譚保羅

十幾年前,在中國銷售的日韓品牌電子產品上多有著“made in Philippines”、“made in Indonesia”這樣的標識。
2001年,中國加入WTO,狀況發生了根本性改變。短短數年,“made in China”風行天下,對這些國家的制造業迅速形成了壓倒性的替代優勢。
但如今,情況似乎又變了回來,一部分制造業又在悄悄回歸到東南亞這些過去的制造業地區。
一方面,“低端制造業”外遷是中國經濟轉型推進、企業全球化運營水平提升的體現。
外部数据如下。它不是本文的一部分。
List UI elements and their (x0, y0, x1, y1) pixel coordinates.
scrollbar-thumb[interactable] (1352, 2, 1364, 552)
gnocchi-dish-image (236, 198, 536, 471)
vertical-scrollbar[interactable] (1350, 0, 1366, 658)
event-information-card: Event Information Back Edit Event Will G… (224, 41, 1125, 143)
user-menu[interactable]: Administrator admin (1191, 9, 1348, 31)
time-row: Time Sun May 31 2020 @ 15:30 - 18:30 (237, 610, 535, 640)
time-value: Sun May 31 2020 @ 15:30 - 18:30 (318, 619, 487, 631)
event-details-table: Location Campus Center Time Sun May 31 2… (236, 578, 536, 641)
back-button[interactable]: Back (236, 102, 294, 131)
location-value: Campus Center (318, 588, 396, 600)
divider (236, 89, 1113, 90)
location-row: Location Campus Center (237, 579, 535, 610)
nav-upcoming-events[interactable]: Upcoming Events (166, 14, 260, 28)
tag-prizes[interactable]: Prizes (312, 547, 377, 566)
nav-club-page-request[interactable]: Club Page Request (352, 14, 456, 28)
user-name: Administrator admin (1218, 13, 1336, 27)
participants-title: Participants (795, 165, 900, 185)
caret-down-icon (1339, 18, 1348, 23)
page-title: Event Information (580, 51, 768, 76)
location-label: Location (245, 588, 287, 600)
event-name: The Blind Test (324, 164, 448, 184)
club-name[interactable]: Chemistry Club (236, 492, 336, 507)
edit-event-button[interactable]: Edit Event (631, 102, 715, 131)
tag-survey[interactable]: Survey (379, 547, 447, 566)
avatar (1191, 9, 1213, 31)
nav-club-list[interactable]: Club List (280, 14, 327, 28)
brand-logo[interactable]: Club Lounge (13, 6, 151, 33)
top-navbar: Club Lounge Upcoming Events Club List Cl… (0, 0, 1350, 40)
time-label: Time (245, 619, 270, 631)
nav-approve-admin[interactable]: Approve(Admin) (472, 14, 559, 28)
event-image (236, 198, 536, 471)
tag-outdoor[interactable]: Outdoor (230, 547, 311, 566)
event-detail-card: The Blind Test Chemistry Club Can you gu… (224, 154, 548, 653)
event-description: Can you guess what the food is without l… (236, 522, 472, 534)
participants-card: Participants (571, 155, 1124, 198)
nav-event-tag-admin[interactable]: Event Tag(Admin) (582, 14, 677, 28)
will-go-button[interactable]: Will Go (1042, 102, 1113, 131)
但另一方面,制造環節外遷又并非孤立問題,它必須建立在整個企業群體技術大提升的前提下,同時也必須考慮上億青壯年勞動人口的就業問題。
如果說發達國家挑起的貿易問題可以博弈,“可以談”,那么后發國家制造業重新崛起,并形成替代效應,這很可能是不可逆,“沒得談”的。在國際貿易博弈的特殊時點,對此有必要重新認識。
一個經濟體,如果要把低端生產環節外遷,前提最好是企業已搶占產業鏈高端環節。這方面,韓國和日本就是正面的例子。
2017年,全球芯片產業排名前十的公司中,美國最多,占據5家,其中英特爾和高通分別在電腦和手機芯片領域稱霸。除美國外,韓國居第二位,兩家公司上榜,分別是三星和SK海力士。此外,三星還在全球整個半導體芯片市場拿下了14.6%的份額,這意味著英特爾把持了四分之一個世紀的“老大”位置被韓國人取代。
除了芯片,在液晶電視屏幕和手機觸控屏領域,除已被中國富士康收購的夏普之外,韓國企業也長期稱霸全球市場。中國市場銷售的中高端手機中,“韓屏”長期都是主流。
以一臺智能手機為例,其物料成本之中,觸控屏、芯片、內存和攝像頭四個部件最為大宗,共占據70%至80%的成本,其中觸控屏和芯片就能占到50%左右。此外,全球高端智能手機的內存和攝像頭,主要供貨商也都以日韓為主。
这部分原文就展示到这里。